Hukum Alam sebenarnya tidak bisa dimanipulasi, karena cara kerjanya sangat adil, apa yang kita tabur itu yang kita tuai. Sebagai bagian dari Pencipta sebetulnya "mereka" yang paling tahu keadaan kita, apakah kita sudah siap? Atau perlu membereskan hal-hal "buruk" yang masih bengkok di dalam diri kita (di luar faktor harus berkaca tentang penampilan dan tingkah laku). Seperti itulah cara kerja Tanda Kurung yang menopang "Usaha" yang dilakukan.

Ada juga oleh karena belum ada "Tanda Kurung Buka" yang memadai, seseorang tidak atau belum menjalankan Predikat atau Usaha dengan benar. Biasanya selalu mencari alasan untuk tidak atau kurang berusaha, seperti mengulur waktu, belum siap, tunggu waktu yang tepat dsb. Apakah bisa demikian? Tentu sangat bisa. Dengan kata lain memang belum waktunya bagi orang itu mencapai hasil yang diinginkan. Keadaan itu masih termasuk lumrah, karena hasil yang tidak diimbangi dengan usaha yang harusnya dilakukan.

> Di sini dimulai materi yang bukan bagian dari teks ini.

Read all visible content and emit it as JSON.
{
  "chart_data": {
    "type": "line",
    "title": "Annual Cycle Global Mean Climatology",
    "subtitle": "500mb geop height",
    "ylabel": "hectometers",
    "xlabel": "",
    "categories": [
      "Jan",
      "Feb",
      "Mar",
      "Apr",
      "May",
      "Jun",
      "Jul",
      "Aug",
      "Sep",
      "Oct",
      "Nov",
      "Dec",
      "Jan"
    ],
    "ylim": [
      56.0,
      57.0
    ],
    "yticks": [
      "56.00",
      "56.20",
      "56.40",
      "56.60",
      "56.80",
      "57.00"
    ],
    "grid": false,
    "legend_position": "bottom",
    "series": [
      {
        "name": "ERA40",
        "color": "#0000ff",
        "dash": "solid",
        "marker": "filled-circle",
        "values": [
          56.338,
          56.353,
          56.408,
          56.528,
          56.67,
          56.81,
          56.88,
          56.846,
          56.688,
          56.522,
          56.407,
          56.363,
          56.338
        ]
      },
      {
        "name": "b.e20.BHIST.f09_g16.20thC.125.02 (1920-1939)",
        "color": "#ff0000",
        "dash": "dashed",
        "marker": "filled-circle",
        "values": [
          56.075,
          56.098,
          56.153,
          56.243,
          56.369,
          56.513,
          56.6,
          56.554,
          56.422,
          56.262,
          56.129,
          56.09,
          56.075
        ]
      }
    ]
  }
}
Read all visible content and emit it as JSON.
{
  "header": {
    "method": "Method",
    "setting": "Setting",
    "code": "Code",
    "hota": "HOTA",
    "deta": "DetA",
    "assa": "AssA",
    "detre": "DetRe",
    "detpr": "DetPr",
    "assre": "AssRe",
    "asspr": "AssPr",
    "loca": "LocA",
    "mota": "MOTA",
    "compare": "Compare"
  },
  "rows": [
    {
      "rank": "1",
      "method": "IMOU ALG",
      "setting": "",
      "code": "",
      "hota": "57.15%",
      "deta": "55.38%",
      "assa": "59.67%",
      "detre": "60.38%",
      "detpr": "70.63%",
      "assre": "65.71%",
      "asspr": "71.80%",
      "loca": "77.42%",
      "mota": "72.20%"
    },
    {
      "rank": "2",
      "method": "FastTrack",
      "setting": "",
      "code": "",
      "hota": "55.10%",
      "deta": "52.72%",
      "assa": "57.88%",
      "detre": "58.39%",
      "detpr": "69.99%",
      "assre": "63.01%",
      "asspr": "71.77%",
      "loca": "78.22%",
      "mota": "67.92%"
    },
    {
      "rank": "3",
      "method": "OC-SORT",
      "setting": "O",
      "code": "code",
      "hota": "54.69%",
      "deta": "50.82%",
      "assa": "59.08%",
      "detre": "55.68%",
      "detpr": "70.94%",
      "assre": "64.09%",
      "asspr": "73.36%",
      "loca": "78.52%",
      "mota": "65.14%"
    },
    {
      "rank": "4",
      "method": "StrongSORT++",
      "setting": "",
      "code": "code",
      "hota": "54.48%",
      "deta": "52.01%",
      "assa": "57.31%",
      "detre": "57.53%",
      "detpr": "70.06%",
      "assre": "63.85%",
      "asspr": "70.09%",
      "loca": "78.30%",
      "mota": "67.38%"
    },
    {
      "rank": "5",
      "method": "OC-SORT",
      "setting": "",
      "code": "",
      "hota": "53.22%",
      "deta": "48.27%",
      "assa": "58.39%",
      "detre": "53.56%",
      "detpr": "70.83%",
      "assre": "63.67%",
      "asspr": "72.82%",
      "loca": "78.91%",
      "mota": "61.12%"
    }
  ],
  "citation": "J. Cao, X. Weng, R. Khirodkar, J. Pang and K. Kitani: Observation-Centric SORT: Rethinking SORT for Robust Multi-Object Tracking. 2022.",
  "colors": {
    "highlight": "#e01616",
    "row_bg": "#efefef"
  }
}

Bagaimana jika usaha sudah dilakukan dengan maksimal? Berlanjut lagi contoh tadi, seseorang yang sudah berulang kali melakukan pendekatan asmara, tapi selalu berujung pada kegagalan. Mungkin saja karena dirinya belum siap dalam tanda kutip. Misalnya andai diberi pasangan, ternyata orang itu bisa sombong. Atau bisa sangat terobesi pada hubungan mereka sendiri, keadaan yang justru akan mencelakakan dirinya sendiri. Atau lebih parahnya lagi kehadiran pasangan akan jadi Batu Sandungan (merugikan), bukan Batu Loncatan (menguntungkan), karena memang belum waktunya dan orang itu belum siap.

Ada kalanya juga seseorang diberi "Latihan" dengan mendapatkan yang diinginkan, tapi dengan hasil yang tidak sesuai harapan. Misalnya contoh tadi lagi, seseorang yang (akhirnya) berhasil melakukan pendekatan, diterima sebagai pasangan. Tapi ternyata hasilnya bukan mendapat bahagia, melainkan sengsara dan khawatir selama hubungan berjalan. Apakah itu bisa? Sangat bisa, artinya bisa berujung dengan kegagalan (juga) dan itu lumrah. Anggap saja sebagai pengalaman, bagian yang ikut membentuk karakter kita. Ada amin? O:)

Sudah menangkap krusialnya Tanda Kurung dalam setiap usaha kita? Pada khususnya bagian Kurung Buka sebagai Pembuka Jalan? 

Jadinya kita perlu bercermin tentang apa yang diinginkan, untuk apa dan bagaimana? Berusaha layak dan idealnya baik untuk kita dan semua, bukan yang merugikan. Pastinya kita sudah tahu teori dasarnya, apa saja yang baik dan tidak, tinggal dilakukan saja. 

Saya mengingat kutipan seorang dosen sewaktu zaman kuliah dulu. Agak saya modifikasi sedikit Subjeknya agar lengkap, tapi Predikat dan Objeknya tetap sama.

"Ketimbang jadi Spesialis yang tahu banyak tapi sedikit, lebih baik jadi Holistik yang tahu sedikit tapi banyak."